Claire Jéhanno présente «La Jurée» © Production Harper Collins France

Les premières pages du livre
« Il y avait une chance sur mille deux cents pour que mon nom soit tiré au sort sur la liste électorale. Une chance sur vingt lors du deuxième tirage et une chance sur trois lors de l’ouverture du procès.
Il y avait une chance infime pour que ma vie se fende en deux. Elle m’est tombée dessus comme une pierre d’un immeuble délabré.
— Jurée no 23, annonce la présidente.

Je décroise les jambes, sèche mes mains moites sur mes cuisses, attrape mon sac et me lève. Les pieds des autres jurés gênent mon passage. Ils les rangent sous le banc et baissent le menton pour ne pas croiser mon regard. Peut-être me plaignent-ils d’avoir été appelée. Moi, je retiens ma respiration, je me concentre.
Dans le silence épais de la cour d’assises, les talons de mes chaussures claquent sur le parquet. Tant que je n’ai pas atteint ma place, un avocat peut me renvoyer sur le banc. Récusée.
Tout un tas de bruits se mélangent dans ma tête. Les regards qui grésillent comme des mouches au soleil. Le sac qui frotte contre mon jean. La salive que j’avale avec difficulté. Au milieu des robes noires et des visages fermés, ma peur résonne à plein volume.
Je m’assois dans un fauteuil aux accoudoirs élimés, en face des accusés. À droite du policier, Lucile Moulin. À gauche, Frédéric Gagneron. Comme moi, ils ont une allure ordinaire. Environ trente ans. Aucun signe distinctif. Ils sont accusés d’empoisonnement et de meurtre.
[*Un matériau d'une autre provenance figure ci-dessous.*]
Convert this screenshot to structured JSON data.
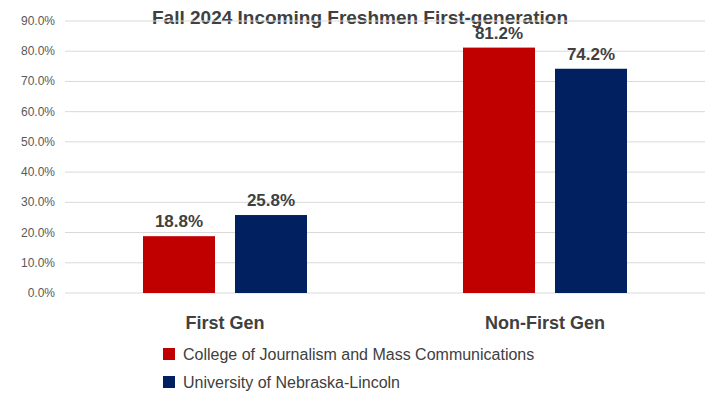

Lorsque j’ai reçu la lettre en novembre, je n’avais qu’une vague idée de la loi : tout citoyen âgé de plus de vingt-trois ans peut être appelé à devenir juré d’assises. Il suffit d’être inscrit sur les listes électorales et de posséder un casier judiciaire vierge. Sauf raison impérieuse et attestée, personne ne peut s’y soustraire.
J’ai l’habitude de suivre les règles. Je respecte les limites de vitesse, je vote à toutes les élections, je m’arrête aux stops, je traverse sur les passages piétons, je ne jette pas mes mégots par terre. D’ailleurs, je ne fume pas. J’appartiens à ces gens, ce large troupeau de gens, que l’on croise dans la rue sans les distinguer et qui se déportent sur le côté pour laisser passer les plus pressés. Souvent, je baisse la tête.
Quand j’ai lu le courrier, un pincement d’excitation m’a serré le ventre. Je me suis dit, c’est l’aventure, je vais vivre quelque chose d’exceptionnel, quelque chose qui ne se choisit pas, il y aura des larmes et des frissons, ce sera dur, sûrement, mais tellement, tellement enrichissant. J’en ai parlé à ma sœur, à mes collègues, je leur ai dit peut-être que, il se pourrait bien, on verra si.
Sur ma table de salon, j’ai ouvert mon ordinateur pour voir si le procès tombait pendant les vacances scolaires et comment me débrouiller avec le collège. Mon salaire serait suspendu, mais je bénéficierais d’une compensation financière. C’était déjà ça. Allongée sur mon lit, les yeux braqués sur le plafond de ma chambre, j’ai pensé pendant des heures aux ors de la République et à l’idée de justice. Puis j’ai oublié.
Une seconde lettre, cette fois de la cour d’assises d’Eure-et-Loir, m’est parvenue quelques mois plus tard. Elle était adressée à Anna Zeller, née le 26 septembre 1988, jurée no 23. À nouveau, je me suis sentie importante. On me convoquait un lundi matin d’avril 2019, à 8 h 30, au tribunal de Chartres. Une réunion d’information à l’intention des jurés ouvrirait la session. Deux semaines, trois affaires à juger. Au début de chaque procès, un nouveau tirage au sort serait organisé.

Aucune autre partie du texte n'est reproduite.